Benim ismimi mi sayıklıyodu o? Heralde benden başka Deniz yoktur diye düşünüyorum. Onu bırakmamdan korkuyordu. Ailesi bile onu bırakınca şimdi benim de onlar gibi yapmam onu korkutuyo ola bilirdi. Ama benim Azra yine beni bırakmadığı sürece onu bırakmak gibi bir niyetim yoktu. Çünkü bu hayatta bana onun kadar iyi gelen kimse yoktu. Eskiden de böyleydi ama sanki şimdi bir birimize daha çok bağlanmıştık. Daha fazla bunları düşünmeden onu uyandırdım. Uykusu çok hafif olduğu için hemen uyandı.
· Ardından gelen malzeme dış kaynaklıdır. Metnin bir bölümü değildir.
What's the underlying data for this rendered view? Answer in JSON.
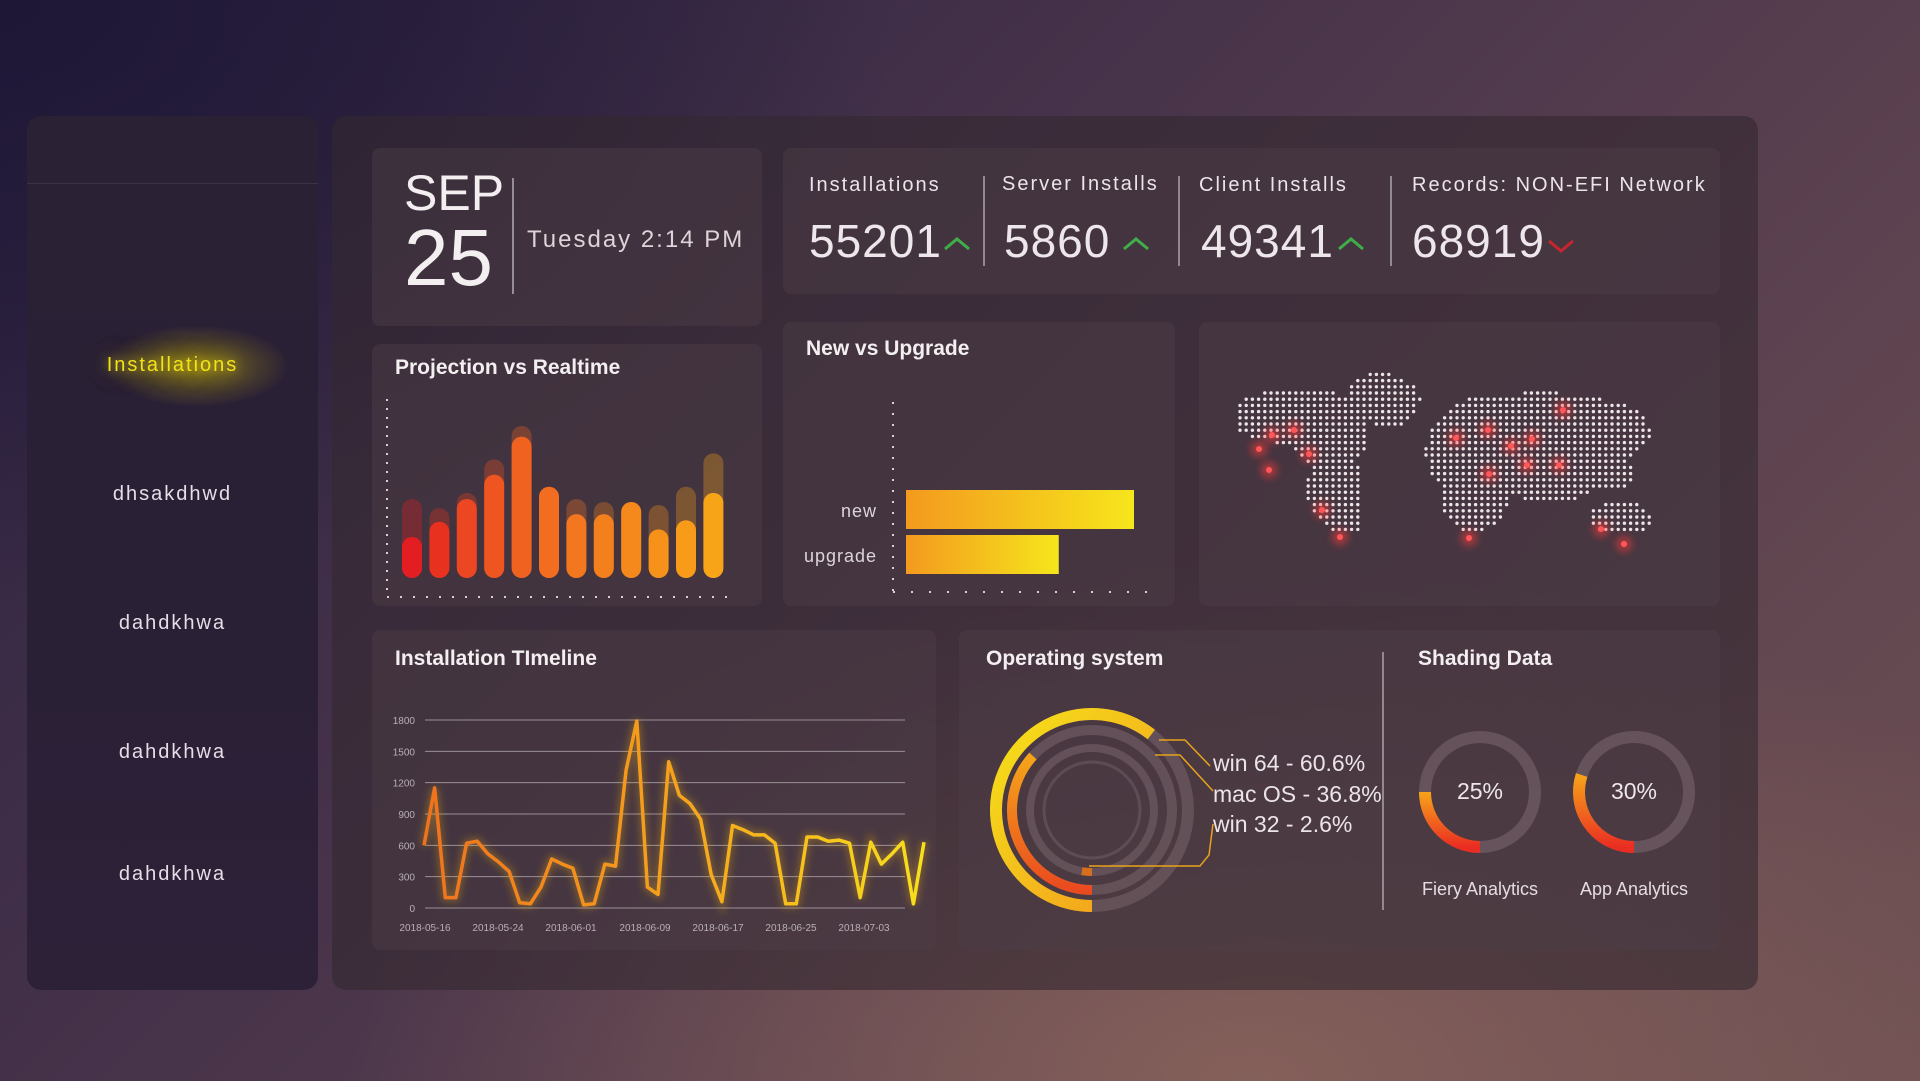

"Azra çorba yaptım sana. İç şunu daha iyi olucaksın" Bana gülümseyip kafasını salladı. Ama çok halsiz olduğu için içemiyordu.
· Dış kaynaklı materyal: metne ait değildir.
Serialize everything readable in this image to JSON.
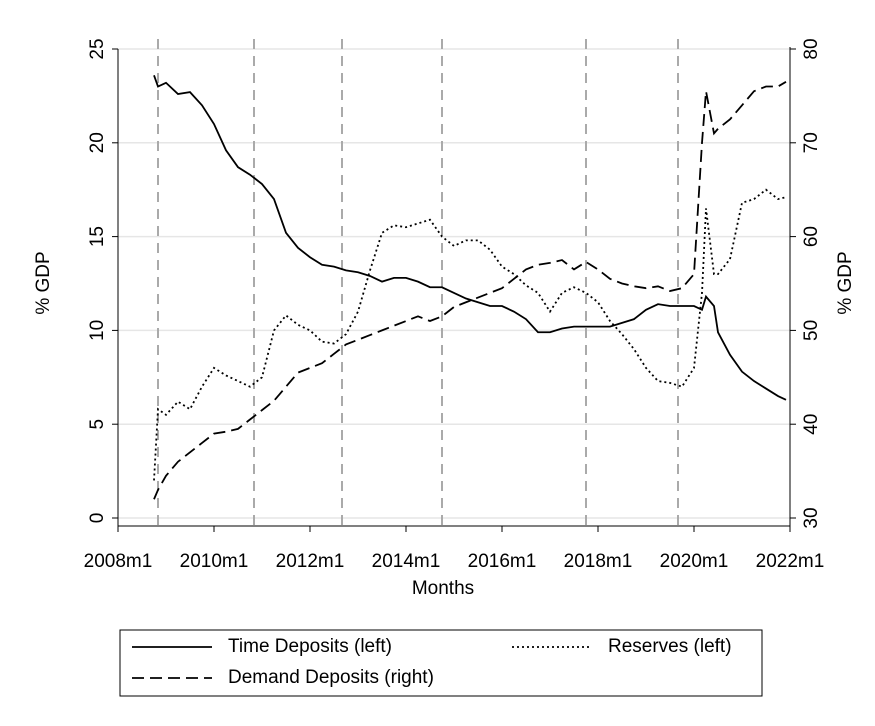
{
  "chart_data": {
    "type": "line",
    "x_label": "Months",
    "y_label": "% GDP",
    "y2_label": "% GDP",
    "x": [
      "2008m10",
      "2008m11",
      "2009m1",
      "2009m4",
      "2009m7",
      "2009m10",
      "2010m1",
      "2010m4",
      "2010m7",
      "2010m10",
      "2011m1",
      "2011m4",
      "2011m7",
      "2011m10",
      "2012m1",
      "2012m4",
      "2012m7",
      "2012m10",
      "2013m1",
      "2013m4",
      "2013m7",
      "2013m10",
      "2014m1",
      "2014m4",
      "2014m7",
      "2014m10",
      "2015m1",
      "2015m4",
      "2015m7",
      "2015m10",
      "2016m1",
      "2016m4",
      "2016m7",
      "2016m10",
      "2017m1",
      "2017m4",
      "2017m7",
      "2017m10",
      "2018m1",
      "2018m4",
      "2018m7",
      "2018m10",
      "2019m1",
      "2019m4",
      "2019m7",
      "2019m10",
      "2020m1",
      "2020m3",
      "2020m4",
      "2020m6",
      "2020m7",
      "2020m10",
      "2021m1",
      "2021m4",
      "2021m7",
      "2021m10",
      "2021m12"
    ],
    "series": [
      {
        "name": "Time Deposits (left)",
        "color": "#000000",
        "style": "solid",
        "values": [
          23.6,
          23.0,
          23.2,
          22.6,
          22.7,
          22.0,
          21.0,
          19.6,
          18.7,
          18.3,
          17.8,
          17.0,
          15.2,
          14.4,
          13.9,
          13.5,
          13.4,
          13.2,
          13.1,
          12.9,
          12.6,
          12.8,
          12.8,
          12.6,
          12.3,
          12.3,
          12.0,
          11.7,
          11.5,
          11.3,
          11.3,
          11.0,
          10.6,
          9.9,
          9.9,
          10.1,
          10.2,
          10.2,
          10.2,
          10.2,
          10.4,
          10.6,
          11.1,
          11.4,
          11.3,
          11.3,
          11.3,
          11.1,
          11.8,
          11.3,
          9.9,
          8.7,
          7.8,
          7.3,
          6.9,
          6.5,
          6.3
        ]
      },
      {
        "name": "Reserves (left)",
        "color": "#000000",
        "style": "dotted",
        "values": [
          2.0,
          5.8,
          5.5,
          6.2,
          5.8,
          7.0,
          8.0,
          7.6,
          7.3,
          7.0,
          7.5,
          10.0,
          10.8,
          10.3,
          10.0,
          9.4,
          9.3,
          9.8,
          11.0,
          13.2,
          15.2,
          15.6,
          15.5,
          15.7,
          15.9,
          15.0,
          14.5,
          14.8,
          14.8,
          14.3,
          13.4,
          13.0,
          12.4,
          12.0,
          11.0,
          12.0,
          12.3,
          12.0,
          11.5,
          10.5,
          9.8,
          9.0,
          8.0,
          7.3,
          7.2,
          7.0,
          8.0,
          12.0,
          16.5,
          13.0,
          13.0,
          13.8,
          16.8,
          17.0,
          17.5,
          17.0,
          17.1
        ]
      },
      {
        "name": "Demand Deposits (right)",
        "color": "#000000",
        "style": "dashed",
        "axis": "y2",
        "values": [
          32,
          33,
          34.5,
          36,
          37,
          38,
          39,
          39.2,
          39.5,
          40.5,
          41.5,
          42.5,
          44,
          45.5,
          46,
          46.5,
          47.5,
          48.5,
          49,
          49.5,
          50,
          50.5,
          51,
          51.5,
          51,
          51.5,
          52.5,
          53,
          53.5,
          54,
          54.5,
          55.5,
          56.5,
          57,
          57.2,
          57.5,
          56.5,
          57.3,
          56.5,
          55.5,
          55,
          54.7,
          54.5,
          54.7,
          54.2,
          54.5,
          56,
          70,
          75.5,
          71,
          71.5,
          72.5,
          74,
          75.5,
          76,
          76,
          76.5
        ]
      }
    ],
    "vlines": [
      "2008m11",
      "2010m11",
      "2012m9",
      "2014m10",
      "2017m10",
      "2019m9"
    ],
    "xlim": [
      "2008m1",
      "2022m1"
    ],
    "xticks": [
      "2008m1",
      "2010m1",
      "2012m1",
      "2014m1",
      "2016m1",
      "2018m1",
      "2020m1",
      "2022m1"
    ],
    "ylim": [
      0,
      25
    ],
    "yticks": [
      0,
      5,
      10,
      15,
      20,
      25
    ],
    "y2lim": [
      30,
      80
    ],
    "y2ticks": [
      30,
      40,
      50,
      60,
      70,
      80
    ],
    "grid": true,
    "legend": "bottom"
  }
}
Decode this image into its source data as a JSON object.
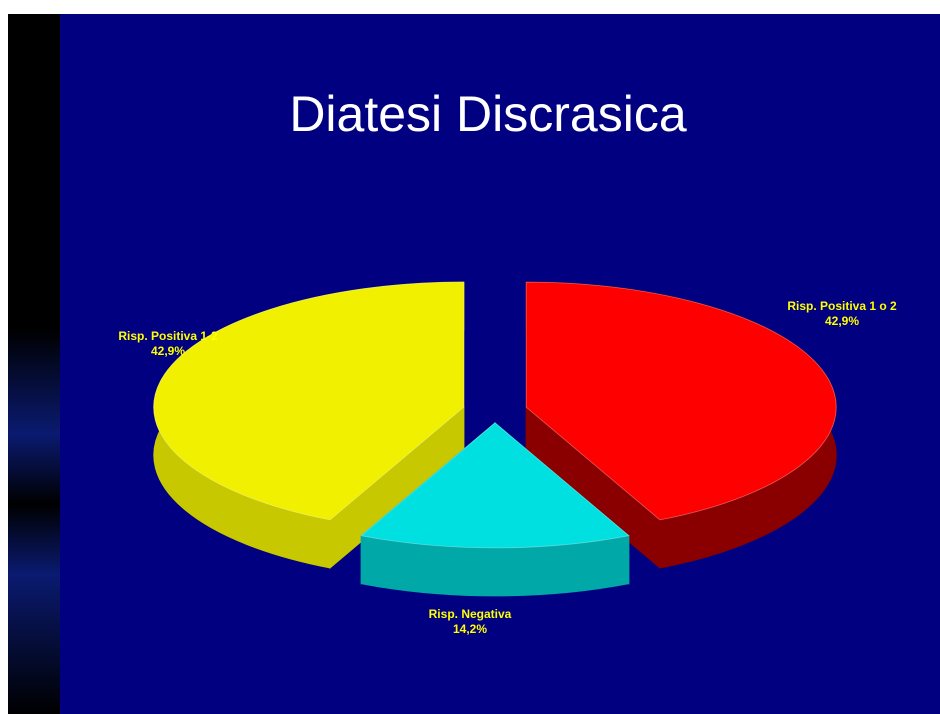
{
  "chart_data": {
    "type": "pie",
    "title": "Diatesi  Discrasica",
    "categories": [
      "Risp. Positiva 1 o 2",
      "Risp. Negativa",
      "Risp. Positiva 1-2"
    ],
    "values": [
      42.9,
      14.2,
      42.9
    ],
    "value_labels": [
      "42,9%",
      "14,2%",
      "42,9%"
    ],
    "colors": [
      "#ff0000",
      "#00e0e0",
      "#f0f000"
    ],
    "side_colors": [
      "#8a0000",
      "#00a8a8",
      "#c8c800"
    ]
  }
}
"Azra izin ver yardım edeyim işte içemiyorsun"

"Boncuk senin de amacın beni iyileştirmek mi kalp krizinden öldürmek mi anlamadım"

"Ne? Anlamadım"

"Hi-hiç bir şey. Ateşten ne söylediğimi bilmiyorum ki boşver sen" Azra çorbasını içtikten sonra mutfağa gittiğimde kapı çaldı. Melis olma ihtimali olduğu için önce duymamazlıktan gelmeyi düşündüm ama sonra saçma olduğuna karar verip kim geldiğine bakmak için kapıya taraf gittim.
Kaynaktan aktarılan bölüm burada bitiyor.